Plan d’action pour Tunis

Je dois travailler avec Alex Corenthin et Philippe Batreau pour établir l’agenda de la rencontre ISOC Francophonie de Tunis.
Voici l’agenda que je proposerai :

  • le point sur la situation d’ISOC Francophonie (par Adel El Zaïm, Odile  Ambry et moi);
  • approbation du projet d’obtention du statut de conseil auprès d’ISOC;
  • approbation des règlements du conseil;
  • approbation du projet d’incorporation d’ISOC Francophonie;
  • approbation des règlements de la corporation (qu’il me reste à finaliser avec Michel Solis et qui seront établis en fonction de l’obtention du statut de conseil);
  • actualisation du plan d’action d’ISOC Francophonie adopté à Montréal en 2002 (ce plan m’apparaît trop ambitieux; j’aimerais en faire une version diluée et plus réaliste. Je vous la proposerai dans les jours qui viennent afin d’obtenir votre aval);
  • division des tâches.

Tunis sera aussi l’occasion de demander à l’INTIF de renouer officiellement son appui à ISOC Francophonie. Pietre Sicuro et Pierre Ouedraogo sont toujours présent aux événements du Sommet.
Enfin, je vous rappelle que le plus clair de mon temps au Sommet doit être consacré aux activités d’ISOC International qui défraie les coûts du voyage. Je ne peux donc pas consacrer tout mon temps à Tunis pour ISOC Francophonie, mais étant donné l’importance de la rencontre de Tunis, je compte y consacrer tout de même pas mal de temps.
Il me faut notamment préparer le terrain avant la rencontre avec les gens qui y seront, de manière à maximiser le temps utilisé à Tunis. Je ferai cela au téléphone et par courriel et vous tiendrai informés en faisant le point avant mon départ pour Tunis et en sollicitant au besoin votre opinion.
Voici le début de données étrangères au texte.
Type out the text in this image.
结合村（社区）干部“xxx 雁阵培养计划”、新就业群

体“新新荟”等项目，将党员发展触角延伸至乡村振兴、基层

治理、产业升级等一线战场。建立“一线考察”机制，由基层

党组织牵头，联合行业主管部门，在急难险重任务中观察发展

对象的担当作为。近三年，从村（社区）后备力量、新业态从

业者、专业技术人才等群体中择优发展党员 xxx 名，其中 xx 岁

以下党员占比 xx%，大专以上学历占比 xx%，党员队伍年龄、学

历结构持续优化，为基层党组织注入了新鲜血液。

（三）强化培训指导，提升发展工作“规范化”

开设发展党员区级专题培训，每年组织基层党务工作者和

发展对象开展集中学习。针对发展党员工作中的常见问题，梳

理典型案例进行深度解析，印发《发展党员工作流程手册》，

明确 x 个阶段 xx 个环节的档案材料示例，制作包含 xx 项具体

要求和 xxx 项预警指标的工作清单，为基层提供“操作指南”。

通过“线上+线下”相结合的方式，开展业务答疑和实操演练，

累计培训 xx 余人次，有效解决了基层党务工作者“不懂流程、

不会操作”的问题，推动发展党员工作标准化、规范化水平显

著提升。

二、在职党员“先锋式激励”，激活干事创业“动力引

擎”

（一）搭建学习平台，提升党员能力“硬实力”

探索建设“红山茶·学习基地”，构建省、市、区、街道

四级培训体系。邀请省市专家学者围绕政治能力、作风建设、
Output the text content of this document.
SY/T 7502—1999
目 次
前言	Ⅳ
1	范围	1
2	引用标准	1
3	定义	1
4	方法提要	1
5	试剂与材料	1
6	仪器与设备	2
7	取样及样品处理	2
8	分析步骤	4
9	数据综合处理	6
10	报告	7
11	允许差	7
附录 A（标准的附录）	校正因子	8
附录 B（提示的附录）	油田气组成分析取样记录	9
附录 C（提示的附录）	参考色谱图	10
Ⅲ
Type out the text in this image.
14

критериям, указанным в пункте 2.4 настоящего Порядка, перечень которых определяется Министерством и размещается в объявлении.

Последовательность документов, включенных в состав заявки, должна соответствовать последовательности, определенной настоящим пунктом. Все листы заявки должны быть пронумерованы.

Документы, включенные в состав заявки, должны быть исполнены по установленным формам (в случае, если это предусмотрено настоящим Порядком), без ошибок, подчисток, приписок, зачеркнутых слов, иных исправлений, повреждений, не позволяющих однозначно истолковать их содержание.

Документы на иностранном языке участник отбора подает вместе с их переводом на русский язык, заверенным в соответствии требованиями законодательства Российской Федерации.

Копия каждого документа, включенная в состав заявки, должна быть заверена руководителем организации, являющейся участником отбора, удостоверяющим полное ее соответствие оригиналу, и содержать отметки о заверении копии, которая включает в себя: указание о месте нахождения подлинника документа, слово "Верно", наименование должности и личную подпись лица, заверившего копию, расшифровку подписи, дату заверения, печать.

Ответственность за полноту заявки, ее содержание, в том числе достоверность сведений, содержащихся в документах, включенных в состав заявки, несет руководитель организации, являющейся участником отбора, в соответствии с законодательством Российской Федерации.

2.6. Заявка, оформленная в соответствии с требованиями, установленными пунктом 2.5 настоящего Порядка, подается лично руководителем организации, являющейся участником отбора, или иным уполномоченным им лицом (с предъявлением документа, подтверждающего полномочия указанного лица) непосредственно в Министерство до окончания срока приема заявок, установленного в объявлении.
Octobre-novembre 2005 : Préparation d’une réunion de travail d’ISOC Francophonie à Tunis, le 15 novembre 2005

Un sommaire en anglais du plan d’action d’ISOC Francophonie de 2002 a été soumis à David McAuley, directeur des relations avec les membres pour ISOC International. Ce dernier a signifié son soutien au projet.

L’adoption du statut de Conseil étant imminente pour ISOC Francophonie, une démarche a été entreprise auprès de Me Michel Solis, avocat-conseil, en vue de l’incorporation d’ISOC Francophonie comme organisation à but non lucratif (OSBL) au Canada. Les règlements d’ISOC Francophonie, comme ceux du Conseil ISOC, devront aussi faire l’objet d’une approbation par les participants de la rencontre de Montréal (juin 2002) ou leurs représentants.

Le 21 octobre 2005, après consultation avec Odile Ambry d’ISOC France, il est convenu d’attendre la réunion de travail convoquée pour le 15 novembre à Tunis, à l’occasion du SMSI, avant de solliciter l’approbation des membres d’ISOC Francophonie.

Entre-temps, l’élaboration des règlements d’ISOC Francophonie se poursuit, aux frais d’ISOC Québec, afin qu’un projet puisse être discuté lors de la réunion de travail du 15 novembre, à Tunis.